Over the last years, professionals have gotten used to gathering in many places: Twitter, LinkedIn Groups, obviously, Facebook groups often, but also Slack workspaces, Discord servers, Quora, WhatsApp private groups, Telegrams, and many more.

It’s been a long time since LinkedIn users would feel shy to ask strangers to connect and would use groups to network instead. Does that mean the days of the LinkedIn groups are over? We don’t think so.

LinkedIn Groups can still be used to find like-minded professionals, and the more niche the topic, the better. Let’s see how you can get the most out of these groups in 2022, and how to do so.

How to search for the LinkedIn groups where your best leads are?

The first step to generating leads from LinkedIn group followers is to find good groups. For the practical side of things, this is how you search for groups on LinkedIn:

  1. Go to LinkedIn
  2. In the navigation bar, search for your topic of interest
  3. Filter results by limiting to “Groups”

Make sure to use the most niche, targeted keywords possible at first in other to find the smallest, most focused communities around your issue. Not the other way around. If you’re selling an email software, for instance, move your way up from:

“Email marketing automation softwares”, to “email marketing automation”, to “email marketing”. 

The first two results alone account for 33 and 205 LinkedIn groups. More than enough to get you started. 

Now that you’re facing a list of groups, which one should you pick? Here are a few tell-tale signs to keep in mind:

Reasonable size. Groups with too many people are not a good choice because they’re not focused enough. Let’s say we’re looking for a group about “email marketing”. There is a 400k followers LinkedIn group about it, but also SEO, SEM, affiliate marketing, and way too many other things. Rather than the big one, look for experts in their domains. In this example, the 32k followers “Email Marketing Gurus” seems much better.

Good activity. The next thing to check is whether the group is active. How many people are being active over the last few days? Many LinkedIn groups have acquired a significant following years ago, but are virtually dead now. 

Quality content. Is only the group admin active and self-promoting his stuff, or are members interacting with one another? Do people comment on other people’s posts? Are only links being shared, or do people ask genuine questions and get thought-out answers? LinkedIn groups are not for advertisement, so don’t lose your time with those and keep searching until you find a quality group.
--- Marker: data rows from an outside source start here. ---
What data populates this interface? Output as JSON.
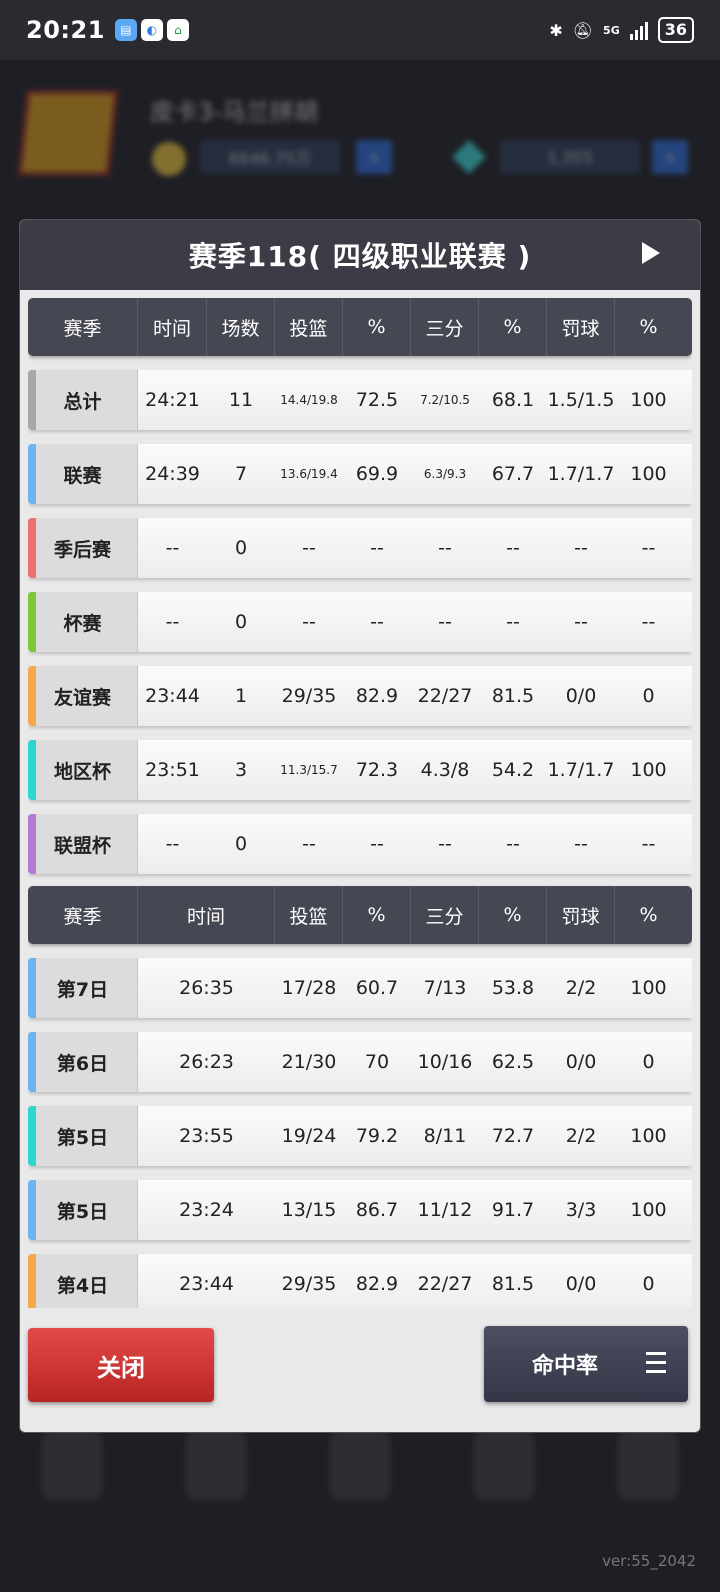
{
  "status": {
    "time": "20:21",
    "network": "5G",
    "battery": "36"
  },
  "background": {
    "team_name": "皮卡3-马兰拼胡",
    "coins": "6646.75万",
    "gems": "1,355"
  },
  "modal": {
    "title": "赛季118( 四级职业联赛 )",
    "close_label": "关闭",
    "sort_label": "命中率"
  },
  "season_table": {
    "headers": [
      "赛季",
      "时间",
      "场数",
      "投篮",
      "%",
      "三分",
      "%",
      "罚球",
      "%"
    ],
    "rows": [
      {
        "name": "总计",
        "color": "#a8a8a8",
        "cells": [
          "24:21",
          "11",
          "14.4/19.8",
          "72.5",
          "7.2/10.5",
          "68.1",
          "1.5/1.5",
          "100"
        ]
      },
      {
        "name": "联赛",
        "color": "#6cb4f0",
        "cells": [
          "24:39",
          "7",
          "13.6/19.4",
          "69.9",
          "6.3/9.3",
          "67.7",
          "1.7/1.7",
          "100"
        ]
      },
      {
        "name": "季后赛",
        "color": "#f07070",
        "cells": [
          "--",
          "0",
          "--",
          "--",
          "--",
          "--",
          "--",
          "--"
        ]
      },
      {
        "name": "杯赛",
        "color": "#7cc83a",
        "cells": [
          "--",
          "0",
          "--",
          "--",
          "--",
          "--",
          "--",
          "--"
        ]
      },
      {
        "name": "友谊赛",
        "color": "#f5a94a",
        "cells": [
          "23:44",
          "1",
          "29/35",
          "82.9",
          "22/27",
          "81.5",
          "0/0",
          "0"
        ]
      },
      {
        "name": "地区杯",
        "color": "#2ed6d0",
        "cells": [
          "23:51",
          "3",
          "11.3/15.7",
          "72.3",
          "4.3/8",
          "54.2",
          "1.7/1.7",
          "100"
        ]
      },
      {
        "name": "联盟杯",
        "color": "#b57ad6",
        "cells": [
          "--",
          "0",
          "--",
          "--",
          "--",
          "--",
          "--",
          "--"
        ]
      }
    ]
  },
  "game_table": {
    "headers": [
      "赛季",
      "时间",
      "投篮",
      "%",
      "三分",
      "%",
      "罚球",
      "%"
    ],
    "rows": [
      {
        "name": "第7日",
        "color": "#6cb4f0",
        "cells": [
          "26:35",
          "17/28",
          "60.7",
          "7/13",
          "53.8",
          "2/2",
          "100"
        ]
      },
      {
        "name": "第6日",
        "color": "#6cb4f0",
        "cells": [
          "26:23",
          "21/30",
          "70",
          "10/16",
          "62.5",
          "0/0",
          "0"
        ]
      },
      {
        "name": "第5日",
        "color": "#2ed6d0",
        "cells": [
          "23:55",
          "19/24",
          "79.2",
          "8/11",
          "72.7",
          "2/2",
          "100"
        ]
      },
      {
        "name": "第5日",
        "color": "#6cb4f0",
        "cells": [
          "23:24",
          "13/15",
          "86.7",
          "11/12",
          "91.7",
          "3/3",
          "100"
        ]
      },
      {
        "name": "第4日",
        "color": "#f5a94a",
        "cells": [
          "23:44",
          "29/35",
          "82.9",
          "22/27",
          "81.5",
          "0/0",
          "0"
        ]
      }
    ]
  },
  "version": "ver:55_2042"
}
How to use extract your leads from the LinkedIn Groups Followers list

The beauty of using LinkedIn Groups for lead-generation is that you don’t have to create content! LinkedIn Groups is the place where your leads gather and all you have to do is to find their contact information and reach out to them. 

You already have everything you need to engage in a discussion: Their name and a great reason to break the ice: You both being in the same group. Since reaching out manually to each LinkedIn group follower is slow, we came up at TexAu with a way for you to automate that process. It goes like this:

Step 1. Extract LinkedIn Group Followers to a spreadsheet. Our LinkedIn Group Member automation allows you to simply input a LinkedIn Group URL and will extract them automatically. Keep in mind that the number of followers you can extract from a LinkedIn group is limited by LinkedIn. The bad news is that you’ll never be able to extract more than a few thousand LinkedIn group followers. The good news is that those followers will be the most recent ones, which is good because it means they’ve been active recently.

Step 2. Send them a connection request mentioning the group. Data shows the acceptance rate of LinkedIn connections from members of the same group is extremely high, so don’t overthink it. Use our LinkedIn Send Message automation to automatically send a DM to each member of the LinkedIn Group. A casual “Hello #{firstName}, I noticed your profile on #{groupName} and would love to connect with other #{something about the group topic}”.

Step 3. Extract their emails. Once you’re connected with your prospects, you have access to their email address. You can automatically extract those with LinkedIn Profile Scraper. It’s another of our automation tools, and it’ll extract all the data available on your prospect’s LinkedIn profile, email included.

Keep exploring

If you’re not lucky with LinkedIn groups, they are many other ways to find places where your potential customers are gathering: In the search results, amongst the following of thought leaders, in the comment or like a section of some posts, and that’s just on LinkedIn.